Thursday, September 17, 2009

Help!

I need parenting advice in a really bad way.

Ella would have been the perfect only child. She thrives on having us all to herself. The problem is she isn't an only child and it is draining trying to fulfill her only child needs constantly. In comes Tara. Ella has had a hard time accepting her little sister since she first came on the scene. It has always been manageable until now. NOW they both are bigger, more vocal, one of them is a bit hormonal, and the other is, without hormones raging, a perfect drama queen.

The fighting is ridiculous-
*she wears my clothes all the time
*she sat in the middle last time
*she always has a friend over
*she never cleans up
*she kicked, hit, tripped me
*she looked at me
*you like her more
*MOM!!!!!!!

And the problem is when they are getting along, they are usually doing something that will get someone hurt, like wrestling, jumping off our brick wall, playing crash course derby with their bikes, which then ends up with one of the aforementioned statements being shouted at me.

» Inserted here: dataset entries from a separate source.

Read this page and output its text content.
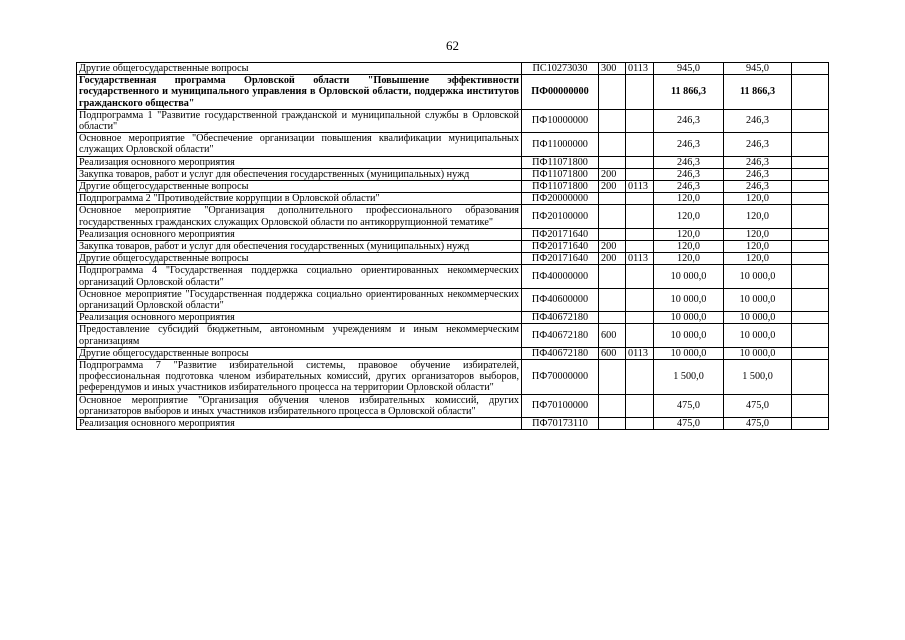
62
Другие общегосударственные вопросы	ПС10273030	300	0113	945,0	945,0	
Государственная программа Орловской области "Повышение эффективности государственного и муниципального управления в Орловской области, поддержка институтов гражданского общества"	ПФ00000000			11 866,3	11 866,3	
Подпрограмма 1 "Развитие государственной гражданской и муниципальной службы в Орловской области"	ПФ10000000			246,3	246,3	
Основное мероприятие "Обеспечение организации повышения квалификации муниципальных служащих Орловской области"	ПФ11000000			246,3	246,3	
Реализация основного мероприятия	ПФ11071800			246,3	246,3	
Закупка товаров, работ и услуг для обеспечения государственных (муниципальных) нужд	ПФ11071800	200		246,3	246,3	
Другие общегосударственные вопросы	ПФ11071800	200	0113	246,3	246,3	
Подпрограмма 2 "Противодействие коррупции в Орловской области"	ПФ20000000			120,0	120,0	
Основное мероприятие "Организация дополнительного профессионального образования государственных гражданских служащих Орловской области по антикоррупционной тематике"	ПФ20100000			120,0	120,0	
Реализация основного мероприятия	ПФ20171640			120,0	120,0	
Закупка товаров, работ и услуг для обеспечения государственных (муниципальных) нужд	ПФ20171640	200		120,0	120,0	
Другие общегосударственные вопросы	ПФ20171640	200	0113	120,0	120,0	
Подпрограмма 4 "Государственная поддержка социально ориентированных некоммерческих организаций Орловской области"	ПФ40000000			10 000,0	10 000,0	
Основное мероприятие "Государственная поддержка социально ориентированных некоммерческих организаций Орловской области"	ПФ40600000			10 000,0	10 000,0	
Реализация основного мероприятия	ПФ40672180			10 000,0	10 000,0	
Предоставление субсидий бюджетным, автономным учреждениям и иным некоммерческим организациям	ПФ40672180	600		10 000,0	10 000,0	
Другие общегосударственные вопросы	ПФ40672180	600	0113	10 000,0	10 000,0	
Подпрограмма 7 "Развитие избирательной системы, правовое обучение избирателей, профессиональная подготовка членом избирательных комиссий, других организаторов выборов, референдумов и иных участников избирательного процесса на территории Орловской области"	ПФ70000000			1 500,0	1 500,0	
Основное мероприятие "Организация обучения членов избирательных комиссий, других организаторов выборов и иных участников избирательного процесса в Орловской области"	ПФ70100000			475,0	475,0	
Реализация основного мероприятия	ПФ70173110			475,0	475,0	
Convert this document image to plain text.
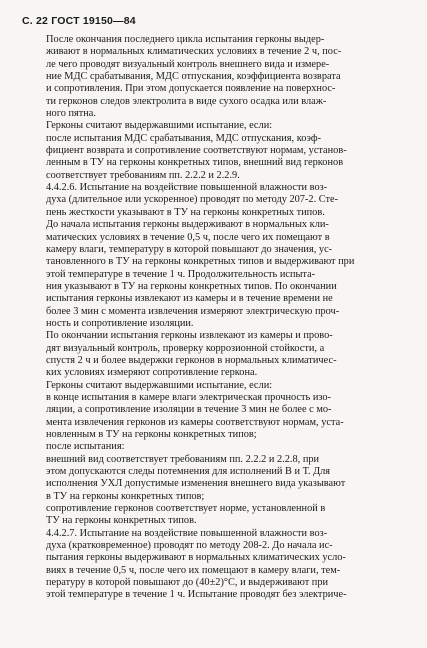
С. 22 ГОСТ 19150—84
После окончания последнего цикла испытания герконы выдер-
живают в нормальных климатических условиях в течение 2 ч, пос-
ле чего проводят визуальный контроль внешнего вида и измере-
ние МДС срабатывания, МДС отпускания, коэффициента возврата
и сопротивления. При этом допускается появление на поверхнос-
ти герконов следов электролита в виде сухого осадка или влаж-
ного пятна.
Герконы считают выдержавшими испытание, если:
после испытания МДС срабатывания, МДС отпускания, коэф-
фициент возврата и сопротивление соответствуют нормам, установ-
ленным в ТУ на герконы конкретных типов, внешний вид герконов
соответствует требованиям пп. 2.2.2 и 2.2.9.
4.4.2.6. Испытание на воздействие повышенной влажности воз-
духа (длительное или ускоренное) проводят по методу 207-2. Сте-
пень жесткости указывают в ТУ на герконы конкретных типов.
До начала испытания герконы выдерживают в нормальных кли-
матических условиях в течение 0,5 ч, после чего их помещают в
камеру влаги, температуру в которой повышают до значения, ус-
тановленного в ТУ на герконы конкретных типов и выдерживают при
этой температуре в течение 1 ч. Продолжительность испыта-
ния указывают в ТУ на герконы конкретных типов. По окончании
испытания герконы извлекают из камеры и в течение времени не
более 3 мин с момента извлечения измеряют электрическую проч-
ность и сопротивление изоляции.
По окончании испытания герконы извлекают из камеры и прово-
дят визуальный контроль, проверку коррозионной стойкости, а
спустя 2 ч и более выдержки герконов в нормальных климатичес-
ких условиях измеряют сопротивление геркона.
Герконы считают выдержавшими испытание, если:
в конце испытания в камере влаги электрическая прочность изо-
ляции, а сопротивление изоляции в течение 3 мин не более с мо-
мента извлечения герконов из камеры соответствуют нормам, уста-
новленным в ТУ на герконы конкретных типов;
после испытания:
внешний вид соответствует требованиям пп. 2.2.2 и 2.2.8, при
этом допускаются следы потемнения для исполнений В и Т. Для
исполнения УХЛ допустимые изменения внешнего вида указывают
в ТУ на герконы конкретных типов;
сопротивление герконов соответствует норме, установленной в
ТУ на герконы конкретных типов.
4.4.2.7. Испытание на воздействие повышенной влажности воз-
духа (кратковременное) проводят по методу 208-2. До начала ис-
пытания герконы выдерживают в нормальных климатических усло-
виях в течение 0,5 ч, после чего их помещают в камеру влаги, тем-
пературу в которой повышают до (40±2)°С, и выдерживают при
этой температуре в течение 1 ч. Испытание проводят без электриче-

I am not the calm peaceful "yes dear" type. In fact when they come at me with one of the LINES, I immediately put my guard up. They know this, but continue in vain anyway and then we all end up on the losing end. So I need help.

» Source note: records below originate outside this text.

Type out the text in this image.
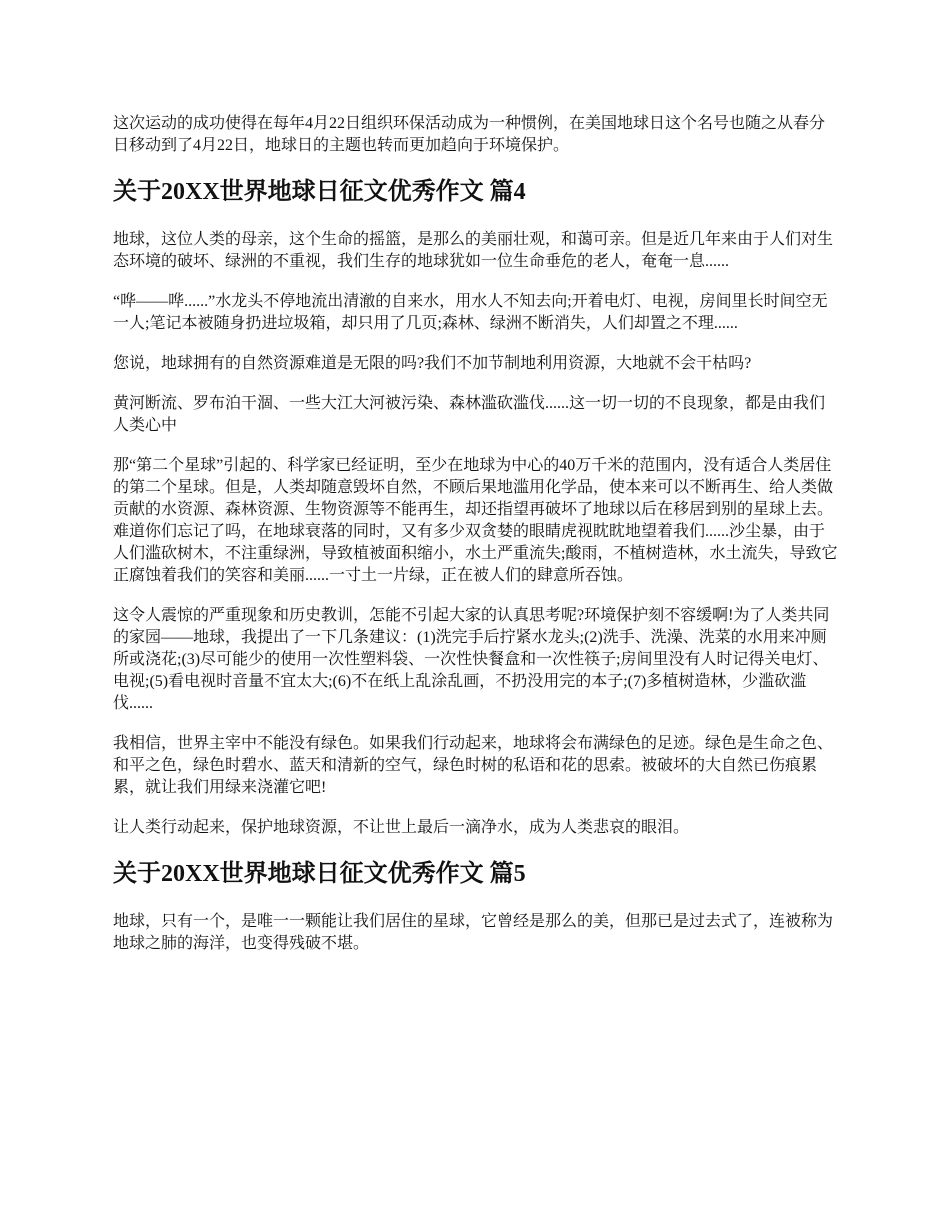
这次运动的成功使得在每年4月22日组织环保活动成为一种惯例，在美国地球日这个名号也随之从春分日移动到了4月22日，地球日的主题也转而更加趋向于环境保护。

关于20XX世界地球日征文优秀作文 篇4

地球，这位人类的母亲，这个生命的摇篮，是那么的美丽壮观，和蔼可亲。但是近几年来由于人们对生态环境的破坏、绿洲的不重视，我们生存的地球犹如一位生命垂危的老人，奄奄一息......

“哗——哗......”水龙头不停地流出清澈的自来水，用水人不知去向;开着电灯、电视，房间里长时间空无一人;笔记本被随身扔进垃圾箱，却只用了几页;森林、绿洲不断消失，人们却置之不理......

您说，地球拥有的自然资源难道是无限的吗?我们不加节制地利用资源，大地就不会干枯吗?

黄河断流、罗布泊干涸、一些大江大河被污染、森林滥砍滥伐......这一切一切的不良现象，都是由我们人类心中

那“第二个星球”引起的、科学家已经证明，至少在地球为中心的40万千米的范围内，没有适合人类居住的第二个星球。但是，人类却随意毁坏自然，不顾后果地滥用化学品，使本来可以不断再生、给人类做贡献的水资源、森林资源、生物资源等不能再生，却还指望再破坏了地球以后在移居到别的星球上去。难道你们忘记了吗，在地球衰落的同时，又有多少双贪婪的眼睛虎视眈眈地望着我们......沙尘暴，由于人们滥砍树木，不注重绿洲，导致植被面积缩小，水土严重流失;酸雨，不植树造林，水土流失，导致它正腐蚀着我们的笑容和美丽......一寸土一片绿，正在被人们的肆意所吞蚀。

这令人震惊的严重现象和历史教训，怎能不引起大家的认真思考呢?环境保护刻不容缓啊!为了人类共同的家园——地球，我提出了一下几条建议：(1)洗完手后拧紧水龙头;(2)洗手、洗澡、洗菜的水用来冲厕所或浇花;(3)尽可能少的使用一次性塑料袋、一次性快餐盒和一次性筷子;房间里没有人时记得关电灯、电视;(5)看电视时音量不宜太大;(6)不在纸上乱涂乱画，不扔没用完的本子;(7)多植树造林，少滥砍滥伐......

我相信，世界主宰中不能没有绿色。如果我们行动起来，地球将会布满绿色的足迹。绿色是生命之色、和平之色，绿色时碧水、蓝天和清新的空气，绿色时树的私语和花的思索。被破坏的大自然已伤痕累累，就让我们用绿来浇灌它吧!

让人类行动起来，保护地球资源，不让世上最后一滴净水，成为人类悲哀的眼泪。

关于20XX世界地球日征文优秀作文 篇5

地球，只有一个，是唯一一颗能让我们居住的星球，它曾经是那么的美，但那已是过去式了，连被称为地球之肺的海洋，也变得残破不堪。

How do I get them to love each other? Respect each other? Stick up for each other? I understand that sisters will be sisters but sometimes I think they seriously hate each other. And it makes me sad. What have I done wrong? HELP!

6 comments:

BKNRC said...

I don't know. I have the same problem. Riley would have been a perfect only child as well. I don't know how to make them love each other or even stick up for each other. Hopefully someone will have an answer.
Oh I love the "appples" on the heading. Makes me want to make a pie!

cupcakefail said...

First thought, pie.
Second, I have no siblings so when my 3 and a quarter fight, I just scream. Or put them together and drink wine.

cupcakefail said...

I meant, put them to bed. Ugh I havent even been drinking tonight.

Heather said...

Better yet I could put them together and let THEM drink wine? No on second thought that's probably not a good idea.

Christy W. said...

Dude. That sounds like some serious drama. I wish I had a magic answer for you! I think you might be onto something with the wine ;) I have two cousins, sisters, who were really close in age and they used to tear each others hair out. They are really good friends now. I'm sure as they get older, they'll appreciate each other more.

saywinn said...

Heather..I could have written your post. Summer and Evan have started bickering all the time, and it usually is a result of Summer "mothering" Evan or Evan "hanging around" too much. And when they play GREAT, it is always Rough and Loud (Usually involving ropes, boxes, towels, and/or jumping).

Nothing I've done works every time...but very often I put them in a small room together as punishment..or (and I do this more for me than for them)...I make them hug each other and tell give each other an awesome compliment. That is usually worth a good laugh at the least. ("I like your big muscles, Evan." "I like how you climb so good Summer!")

Basically...no great advice here. It sounds like we are all in the same boat. (BTW...my sister and I fought HORRIBLY and we were just like Ella and Tara! We are great friends now!!)